The president of the American Federation of Teachers Indiana said the organization is keeping a close eye on the Indiana State Board of Education's treatment of its elected state superintendent, Glenda Ritz.
Rick Muir, who spoke at the state board's meeting Dec. 20, asked the board to work with the superintendent.
Ritz, the Democrat elected to the post last year, beat out former Republican Superintendent of Public Instruction Tony Bennett. Ritz launched a grassroots campaign, with the support of both large teachers unions, AFT and the Indiana State Teachers Association, to get rid of Bennett because of his education reform policies.
Muir told the board he travels the state, and the perception is that the board is trying to "stifle" Ritz.
"There has been an attempt to change the rules on the way meetings are conducted, change the authority of this office," he said. "I've had the pleasure of working with other state superintendents and this superintendent has the trust and respect of educators across the state, and she deserves to have the respect of this board."
Some school boards across the state have approved resolutions in support of Ritz, most recently the School City of East Chicago. In part, the resolution says, "To remove Glenda Ritz, Superintendent of Public Instruction, as the Chairperson of the Indiana State Board of Education, or any attempt to do so, would clearly and inappropriately insert political considerations into a governmental function that should solely be concerned with the education of the children and students in the State of Indiana."

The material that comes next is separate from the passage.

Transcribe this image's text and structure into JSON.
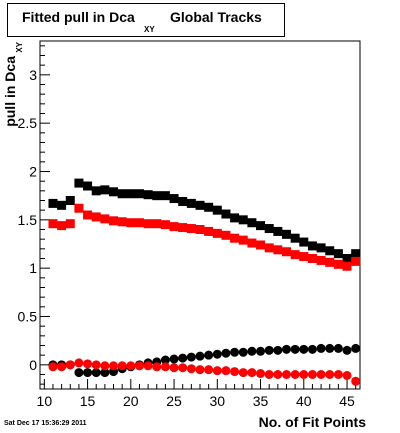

Muir and many at the board meeting expected Friday's meeting to continue its controversial tone.
The board was set to debate its meeting procedures, which has been the primary source of conflict between Ritz and board members who claim Ritz is not following the procedures she and Pence approved in May. Some board members also believe the rules should have been rewritten to give more authority to board staffers working for the Center for Education and Career Innovation, a new state agency Pence created in August.
Ritz has charged Pence established CECI as a shadow to her Department of Education, and the board is actively working with the governor to seize the administration of Indiana's schools from her.
However, the December meeting moved along smoothly. The board approved its meeting procedures, leaving Ritz as chairwoman, with little fanfare.